Living Trust, Estate Planning, Estate Taxes
 

Living Trust, Estate Planning, Estate Taxes

Living Trust scams - or how the pot calls the kettle black

For centuries, estate planning was among the exclusive wares on an attorney’s shelf for which the attorney charged whatever the traffic would bear. In most cases the game plan was very simple: the client was charged $100 to $500 for a Last Will and Testament that in the end subjected the client’s estate to several thousands of dollars in probate and attorney fees and many months of agonizing delay. The scheme became one of the legal profession's most profitable arrangements and accounted for up to 20 percent of the general practice attorney's annual revenue.

The Living Trust, which provides a much more economical solution to the problem of transferring assets to the next generation, was introduced to modern society in the mid-1960's by non-attorneys who referred to themselves as estate planners.

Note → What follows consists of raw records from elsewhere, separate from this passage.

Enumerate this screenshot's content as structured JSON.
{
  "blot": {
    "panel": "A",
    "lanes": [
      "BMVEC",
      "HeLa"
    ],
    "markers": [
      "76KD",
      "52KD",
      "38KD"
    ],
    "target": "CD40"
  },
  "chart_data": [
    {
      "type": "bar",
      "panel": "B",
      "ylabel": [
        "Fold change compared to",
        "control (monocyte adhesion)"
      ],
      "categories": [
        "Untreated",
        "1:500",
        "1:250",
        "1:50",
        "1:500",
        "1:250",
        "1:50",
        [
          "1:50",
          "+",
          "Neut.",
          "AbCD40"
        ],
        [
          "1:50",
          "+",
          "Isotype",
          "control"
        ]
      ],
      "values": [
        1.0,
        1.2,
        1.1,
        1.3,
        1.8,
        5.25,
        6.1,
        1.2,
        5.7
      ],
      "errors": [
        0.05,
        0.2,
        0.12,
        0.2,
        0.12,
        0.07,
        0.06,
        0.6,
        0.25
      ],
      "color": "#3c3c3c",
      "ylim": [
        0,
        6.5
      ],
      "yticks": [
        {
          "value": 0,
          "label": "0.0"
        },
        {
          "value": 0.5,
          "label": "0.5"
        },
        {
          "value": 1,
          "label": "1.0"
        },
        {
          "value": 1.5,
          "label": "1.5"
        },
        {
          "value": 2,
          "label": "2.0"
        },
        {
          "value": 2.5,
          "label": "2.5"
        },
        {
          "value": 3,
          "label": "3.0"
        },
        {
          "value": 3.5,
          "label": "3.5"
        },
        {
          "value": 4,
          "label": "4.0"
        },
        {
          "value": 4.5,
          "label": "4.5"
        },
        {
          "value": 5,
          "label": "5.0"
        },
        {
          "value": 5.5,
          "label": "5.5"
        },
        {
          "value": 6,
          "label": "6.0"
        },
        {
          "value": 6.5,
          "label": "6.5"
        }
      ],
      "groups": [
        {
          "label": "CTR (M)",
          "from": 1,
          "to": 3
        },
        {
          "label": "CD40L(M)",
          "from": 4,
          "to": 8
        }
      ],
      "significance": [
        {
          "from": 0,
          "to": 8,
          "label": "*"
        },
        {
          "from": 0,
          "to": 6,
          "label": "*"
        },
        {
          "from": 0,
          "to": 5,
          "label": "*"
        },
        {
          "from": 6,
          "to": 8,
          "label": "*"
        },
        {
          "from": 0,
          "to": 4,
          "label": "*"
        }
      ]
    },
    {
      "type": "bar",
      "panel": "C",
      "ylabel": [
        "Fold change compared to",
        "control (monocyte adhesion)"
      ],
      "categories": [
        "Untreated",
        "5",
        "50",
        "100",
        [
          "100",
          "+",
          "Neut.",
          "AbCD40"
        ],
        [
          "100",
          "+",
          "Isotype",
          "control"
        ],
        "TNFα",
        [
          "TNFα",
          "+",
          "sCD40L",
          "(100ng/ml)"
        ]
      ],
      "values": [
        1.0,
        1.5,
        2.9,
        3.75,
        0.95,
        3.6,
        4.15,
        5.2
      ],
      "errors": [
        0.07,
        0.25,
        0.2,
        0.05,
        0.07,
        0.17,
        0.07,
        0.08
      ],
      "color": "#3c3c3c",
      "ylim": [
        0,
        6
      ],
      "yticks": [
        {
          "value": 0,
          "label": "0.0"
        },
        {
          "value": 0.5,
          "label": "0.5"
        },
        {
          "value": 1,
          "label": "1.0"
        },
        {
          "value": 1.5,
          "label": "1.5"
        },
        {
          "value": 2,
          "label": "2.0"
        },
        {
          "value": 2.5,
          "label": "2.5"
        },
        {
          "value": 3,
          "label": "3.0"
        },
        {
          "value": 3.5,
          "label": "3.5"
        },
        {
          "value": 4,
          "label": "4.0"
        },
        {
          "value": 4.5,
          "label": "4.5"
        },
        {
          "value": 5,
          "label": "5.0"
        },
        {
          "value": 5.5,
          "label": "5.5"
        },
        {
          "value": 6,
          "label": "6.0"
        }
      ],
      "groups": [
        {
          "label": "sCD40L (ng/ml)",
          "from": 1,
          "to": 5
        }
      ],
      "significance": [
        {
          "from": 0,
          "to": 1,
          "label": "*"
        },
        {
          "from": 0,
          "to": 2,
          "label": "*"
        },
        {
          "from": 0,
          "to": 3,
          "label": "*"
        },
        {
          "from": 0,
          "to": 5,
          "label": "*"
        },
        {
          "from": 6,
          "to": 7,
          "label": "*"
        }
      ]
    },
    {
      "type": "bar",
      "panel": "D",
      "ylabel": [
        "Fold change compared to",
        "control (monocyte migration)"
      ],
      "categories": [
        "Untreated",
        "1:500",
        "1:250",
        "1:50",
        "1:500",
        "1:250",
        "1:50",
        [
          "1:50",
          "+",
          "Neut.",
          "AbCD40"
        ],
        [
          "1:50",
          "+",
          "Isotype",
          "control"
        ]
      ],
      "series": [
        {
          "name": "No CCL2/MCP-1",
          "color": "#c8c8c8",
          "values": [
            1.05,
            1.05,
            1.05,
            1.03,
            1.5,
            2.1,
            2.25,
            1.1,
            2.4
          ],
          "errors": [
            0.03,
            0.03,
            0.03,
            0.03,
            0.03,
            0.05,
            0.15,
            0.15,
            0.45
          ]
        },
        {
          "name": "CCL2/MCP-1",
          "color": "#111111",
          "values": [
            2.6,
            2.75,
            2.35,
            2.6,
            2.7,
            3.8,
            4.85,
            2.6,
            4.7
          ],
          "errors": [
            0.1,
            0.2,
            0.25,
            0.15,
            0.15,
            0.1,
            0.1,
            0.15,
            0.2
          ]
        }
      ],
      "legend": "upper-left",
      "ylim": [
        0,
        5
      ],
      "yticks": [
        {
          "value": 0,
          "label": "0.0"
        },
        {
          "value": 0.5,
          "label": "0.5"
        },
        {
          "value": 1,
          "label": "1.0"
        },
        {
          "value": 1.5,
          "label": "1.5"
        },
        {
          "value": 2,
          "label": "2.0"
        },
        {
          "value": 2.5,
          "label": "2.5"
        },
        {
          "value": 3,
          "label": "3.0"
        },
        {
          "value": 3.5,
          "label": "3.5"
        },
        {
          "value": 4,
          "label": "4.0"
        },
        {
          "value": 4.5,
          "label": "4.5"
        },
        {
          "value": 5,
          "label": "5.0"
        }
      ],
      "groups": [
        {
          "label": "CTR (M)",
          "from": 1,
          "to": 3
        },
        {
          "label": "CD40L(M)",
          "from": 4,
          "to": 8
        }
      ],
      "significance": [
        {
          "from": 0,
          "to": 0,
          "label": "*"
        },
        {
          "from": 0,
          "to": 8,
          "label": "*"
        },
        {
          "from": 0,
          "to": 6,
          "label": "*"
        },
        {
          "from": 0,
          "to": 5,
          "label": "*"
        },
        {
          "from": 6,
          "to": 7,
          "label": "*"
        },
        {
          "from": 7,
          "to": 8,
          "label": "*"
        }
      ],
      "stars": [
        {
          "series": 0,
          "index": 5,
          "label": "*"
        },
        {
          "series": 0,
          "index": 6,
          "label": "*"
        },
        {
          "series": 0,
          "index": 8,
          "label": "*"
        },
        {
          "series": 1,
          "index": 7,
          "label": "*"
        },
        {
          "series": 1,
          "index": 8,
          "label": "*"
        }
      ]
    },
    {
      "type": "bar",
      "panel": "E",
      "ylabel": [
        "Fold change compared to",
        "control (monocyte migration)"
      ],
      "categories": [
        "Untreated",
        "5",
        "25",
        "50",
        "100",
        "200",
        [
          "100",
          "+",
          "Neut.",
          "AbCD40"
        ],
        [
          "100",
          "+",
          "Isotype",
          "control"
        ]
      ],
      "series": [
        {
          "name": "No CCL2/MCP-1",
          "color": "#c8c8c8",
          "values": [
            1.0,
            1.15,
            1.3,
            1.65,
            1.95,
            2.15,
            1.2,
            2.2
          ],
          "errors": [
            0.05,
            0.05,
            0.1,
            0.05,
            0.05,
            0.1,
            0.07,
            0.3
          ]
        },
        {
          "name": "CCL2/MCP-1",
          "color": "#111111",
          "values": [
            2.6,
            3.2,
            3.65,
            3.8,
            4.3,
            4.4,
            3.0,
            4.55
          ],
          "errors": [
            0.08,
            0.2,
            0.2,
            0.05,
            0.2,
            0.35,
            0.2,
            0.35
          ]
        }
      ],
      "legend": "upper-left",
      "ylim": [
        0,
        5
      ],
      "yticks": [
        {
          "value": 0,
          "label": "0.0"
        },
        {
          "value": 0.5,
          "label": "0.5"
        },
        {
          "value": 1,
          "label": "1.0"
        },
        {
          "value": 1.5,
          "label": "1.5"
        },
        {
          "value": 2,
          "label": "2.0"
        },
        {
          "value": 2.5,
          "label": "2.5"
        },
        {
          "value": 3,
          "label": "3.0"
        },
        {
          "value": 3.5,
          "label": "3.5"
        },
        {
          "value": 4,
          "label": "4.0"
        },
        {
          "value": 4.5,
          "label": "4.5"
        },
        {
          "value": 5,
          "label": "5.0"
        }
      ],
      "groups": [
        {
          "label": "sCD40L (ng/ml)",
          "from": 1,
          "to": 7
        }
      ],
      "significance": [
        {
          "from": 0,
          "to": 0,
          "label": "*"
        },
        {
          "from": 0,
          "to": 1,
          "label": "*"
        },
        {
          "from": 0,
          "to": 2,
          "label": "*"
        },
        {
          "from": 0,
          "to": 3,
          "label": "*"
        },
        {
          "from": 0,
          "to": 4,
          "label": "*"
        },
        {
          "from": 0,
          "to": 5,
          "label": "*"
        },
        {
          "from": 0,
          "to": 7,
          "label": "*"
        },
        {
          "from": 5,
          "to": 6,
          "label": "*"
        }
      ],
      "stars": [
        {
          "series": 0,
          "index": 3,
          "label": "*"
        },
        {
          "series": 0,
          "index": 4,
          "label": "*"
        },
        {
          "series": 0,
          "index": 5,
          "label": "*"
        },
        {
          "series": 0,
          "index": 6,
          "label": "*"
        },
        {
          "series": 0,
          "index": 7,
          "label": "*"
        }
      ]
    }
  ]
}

Attorneys who had grown accustomed to needlessly skimming five to ten percent off the top of their client’s estates in Probate Court were of course enraged and since that time have fought back with a vengeance.

One of the attorney’s best offenses has been to suggest to unenlightened clients through deliberately planted stories in the media the great dangers of being scammed by such non-attorneys. Also, they have induced their fellow attorneys employed by state attorneys-general offices and such offices as the AARP to join in their subterfuge.  

Few clients understand, at least in the early days and weeks of their Living Trust investigation, that there is no such thing as an illegal Living Trust! All Living Trusts avoid probate and are considered legal. This is due to the fact that a Living Trust is a technique of transferring assets from private ownership to trust ownership and not some kind of trick document that makes all estate planning problems go away.

Your financial custodians (banks, stockbrokers, credit unions, etc.) are the people that transfer your assets from your private ownership to trust ownership. It is a simple, five to ten-minute procedure which they will be happy to do upon your request. The only requirement made by your financial custodian is that your trust contract contain the identity of your trustee and successor trustee. If this essential information is in place in the contract the bank or other financial custodian will immediately place your asset in a trust account which automatically forms a legal trust and is protected by centuries-old fiduciary laws. If the contract does not name a trustee and a successor trustee, the financial custodians will refuse to transfer the assets to trust ownership. Consequently, there is no trust.

Because of the fact that all established trust contracts must pass through this process before assets can be transferred to a trust, the only possible scam involved is in paying too much for the trust contract! Thus, attorneys who believe it is ethical to charge $1,500 to $3,000 for the 25 to 35 minutes it takes their secretaries to construct the trust documents on a computer become the biggest scam artists of them all! Thus, almost all Living Trust scams are nothing more than the pot calling the kettle black.